The reading shows up in the lectionary differently among Anglican prayer books. In the 1928 BCP, it’s the gospel for the Maundy Thursday mass, as it was in the 1662 BCP.

From 1979 onward, ECUSA (and the ACNA) have read Luke 23 the same way in their parallel three year lectionaries: the 1979 prayer book, RCL, and ACNA trial use. In all three, Luke 23 appears in the Sunday lectionary on Palm Sunday Year C (2016 and 2019).

Whenever this gospel is read, this Mendelssohn piece seems like a great anthem to support that reading.

Saturday, March 25, 2017

The world’s favorite Annunciation hymn

Today’s date, March 25, is nine months before Christmas, and thus the traditional date the Church celebrates the Annunciation of the Blessed Virgin Mary. There is controversy (between the most Catholic and Reformed extremes) over the role of Mary in the church, nonetheless creedal Christians acknowledge the saviour who “was incarnate by the Holy Ghost of the Virgin Mary.” Our knowledge of the Annunciation comes from the Gospel of St. Luke, as one of the events Mary pondered in her heart and later recounted to Luke.

Issues Etc. on Friday presented the Luther perspective on the Annunciation, in an interview with the LCMS Director of Worship, Pastor Will Weedon. In honor of the day, the LCMS radio station (Lutheran Public Radio) is playing Christmas music all day today.

As Pastor Weedon points out, it’s hard for the church to celebrate a joyous feast when it falls in the middle of Lent or especially — as in 2016 — when it falls on Good Friday. As he also notes, this is a case when it’s fortunate if a church’s midweek service lands on this feast, since (under both Anglican and Lutheran liturgical calendars) no feasts are transferred to the Sundays of Lent.

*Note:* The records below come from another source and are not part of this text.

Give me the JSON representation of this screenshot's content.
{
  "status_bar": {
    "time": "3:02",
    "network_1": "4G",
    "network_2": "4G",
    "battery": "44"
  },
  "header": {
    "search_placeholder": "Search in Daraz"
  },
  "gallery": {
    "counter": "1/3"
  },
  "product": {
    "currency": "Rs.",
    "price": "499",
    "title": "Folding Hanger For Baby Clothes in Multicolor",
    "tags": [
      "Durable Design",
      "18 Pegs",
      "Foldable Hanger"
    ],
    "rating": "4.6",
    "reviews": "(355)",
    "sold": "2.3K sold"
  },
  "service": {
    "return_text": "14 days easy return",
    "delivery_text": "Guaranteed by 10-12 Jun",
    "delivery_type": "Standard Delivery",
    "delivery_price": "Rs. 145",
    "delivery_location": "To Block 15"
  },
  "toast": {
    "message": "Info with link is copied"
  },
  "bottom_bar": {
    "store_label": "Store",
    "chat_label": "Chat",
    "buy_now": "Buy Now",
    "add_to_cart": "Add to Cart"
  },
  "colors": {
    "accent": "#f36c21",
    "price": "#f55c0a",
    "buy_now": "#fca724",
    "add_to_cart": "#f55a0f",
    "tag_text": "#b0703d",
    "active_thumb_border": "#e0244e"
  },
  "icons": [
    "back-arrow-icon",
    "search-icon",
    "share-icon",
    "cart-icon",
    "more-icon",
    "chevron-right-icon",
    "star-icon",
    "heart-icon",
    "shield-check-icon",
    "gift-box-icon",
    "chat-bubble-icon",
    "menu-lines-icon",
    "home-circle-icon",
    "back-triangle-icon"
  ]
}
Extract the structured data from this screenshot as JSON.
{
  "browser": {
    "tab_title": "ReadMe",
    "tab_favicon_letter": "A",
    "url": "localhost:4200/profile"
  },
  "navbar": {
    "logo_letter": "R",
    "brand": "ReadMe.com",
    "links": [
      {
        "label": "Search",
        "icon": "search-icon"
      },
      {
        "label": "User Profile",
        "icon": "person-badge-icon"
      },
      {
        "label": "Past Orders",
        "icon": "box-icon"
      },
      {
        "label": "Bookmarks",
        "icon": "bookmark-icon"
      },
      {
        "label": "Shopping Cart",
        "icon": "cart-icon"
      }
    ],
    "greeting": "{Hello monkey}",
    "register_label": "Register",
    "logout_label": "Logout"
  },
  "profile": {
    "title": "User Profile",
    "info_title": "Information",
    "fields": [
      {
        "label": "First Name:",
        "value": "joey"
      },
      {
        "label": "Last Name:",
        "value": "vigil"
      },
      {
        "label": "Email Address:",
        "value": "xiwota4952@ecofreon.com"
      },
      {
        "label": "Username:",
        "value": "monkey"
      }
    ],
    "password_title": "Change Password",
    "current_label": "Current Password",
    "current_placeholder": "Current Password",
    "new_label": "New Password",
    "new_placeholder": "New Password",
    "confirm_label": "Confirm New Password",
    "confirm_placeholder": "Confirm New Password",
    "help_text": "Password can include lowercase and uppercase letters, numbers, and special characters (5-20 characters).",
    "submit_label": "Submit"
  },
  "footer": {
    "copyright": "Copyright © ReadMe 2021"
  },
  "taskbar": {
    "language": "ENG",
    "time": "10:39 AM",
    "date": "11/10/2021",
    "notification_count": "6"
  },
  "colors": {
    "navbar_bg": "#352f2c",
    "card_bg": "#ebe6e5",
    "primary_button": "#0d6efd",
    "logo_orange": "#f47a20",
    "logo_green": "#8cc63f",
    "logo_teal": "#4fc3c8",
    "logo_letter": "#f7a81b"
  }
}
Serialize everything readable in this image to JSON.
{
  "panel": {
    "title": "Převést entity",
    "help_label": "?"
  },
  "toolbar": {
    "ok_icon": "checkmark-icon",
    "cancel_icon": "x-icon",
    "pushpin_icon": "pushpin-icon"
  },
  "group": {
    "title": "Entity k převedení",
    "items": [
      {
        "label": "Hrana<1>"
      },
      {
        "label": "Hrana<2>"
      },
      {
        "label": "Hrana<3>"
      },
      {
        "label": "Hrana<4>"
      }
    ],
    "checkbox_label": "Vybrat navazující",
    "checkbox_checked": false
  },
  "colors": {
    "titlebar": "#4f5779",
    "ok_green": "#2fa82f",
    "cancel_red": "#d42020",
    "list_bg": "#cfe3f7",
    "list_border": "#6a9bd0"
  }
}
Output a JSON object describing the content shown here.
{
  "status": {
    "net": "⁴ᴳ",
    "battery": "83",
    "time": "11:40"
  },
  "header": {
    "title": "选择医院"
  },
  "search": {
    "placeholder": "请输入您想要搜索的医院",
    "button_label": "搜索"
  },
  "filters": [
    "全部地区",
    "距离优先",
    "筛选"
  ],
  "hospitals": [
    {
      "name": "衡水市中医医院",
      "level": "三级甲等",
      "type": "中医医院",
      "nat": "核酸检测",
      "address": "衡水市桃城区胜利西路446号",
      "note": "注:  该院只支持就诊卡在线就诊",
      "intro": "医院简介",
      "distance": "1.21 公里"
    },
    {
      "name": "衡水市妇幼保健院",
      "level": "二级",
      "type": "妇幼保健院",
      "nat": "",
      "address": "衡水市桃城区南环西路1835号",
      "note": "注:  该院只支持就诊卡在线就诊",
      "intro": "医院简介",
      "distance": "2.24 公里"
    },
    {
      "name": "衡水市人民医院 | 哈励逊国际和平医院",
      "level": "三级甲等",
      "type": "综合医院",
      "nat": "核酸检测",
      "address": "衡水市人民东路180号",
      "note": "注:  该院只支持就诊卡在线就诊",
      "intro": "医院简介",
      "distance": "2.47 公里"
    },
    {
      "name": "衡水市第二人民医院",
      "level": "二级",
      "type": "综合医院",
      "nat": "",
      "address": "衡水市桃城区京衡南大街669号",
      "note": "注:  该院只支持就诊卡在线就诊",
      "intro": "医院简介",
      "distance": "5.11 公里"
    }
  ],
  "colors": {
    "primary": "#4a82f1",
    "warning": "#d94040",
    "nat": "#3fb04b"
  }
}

The Annunciation is called out in the 1662 Book of Common Prayer as one of 25 major feasts of the CoE, and remains on the shorter list in the current CoE liturgical calendar. The 1928 Book of Common Prayer retains the same list of 25 fixed Holy Days. The new ACNA liturgical calendar seems clearer than the 1662 in that it distinguishes between seven principal feasts (Epiphany, Easter, Ascension, Pentecost, Trinity, All Saints’, Christmas) that take precedence over 16 Holy Days (including the Annunciation).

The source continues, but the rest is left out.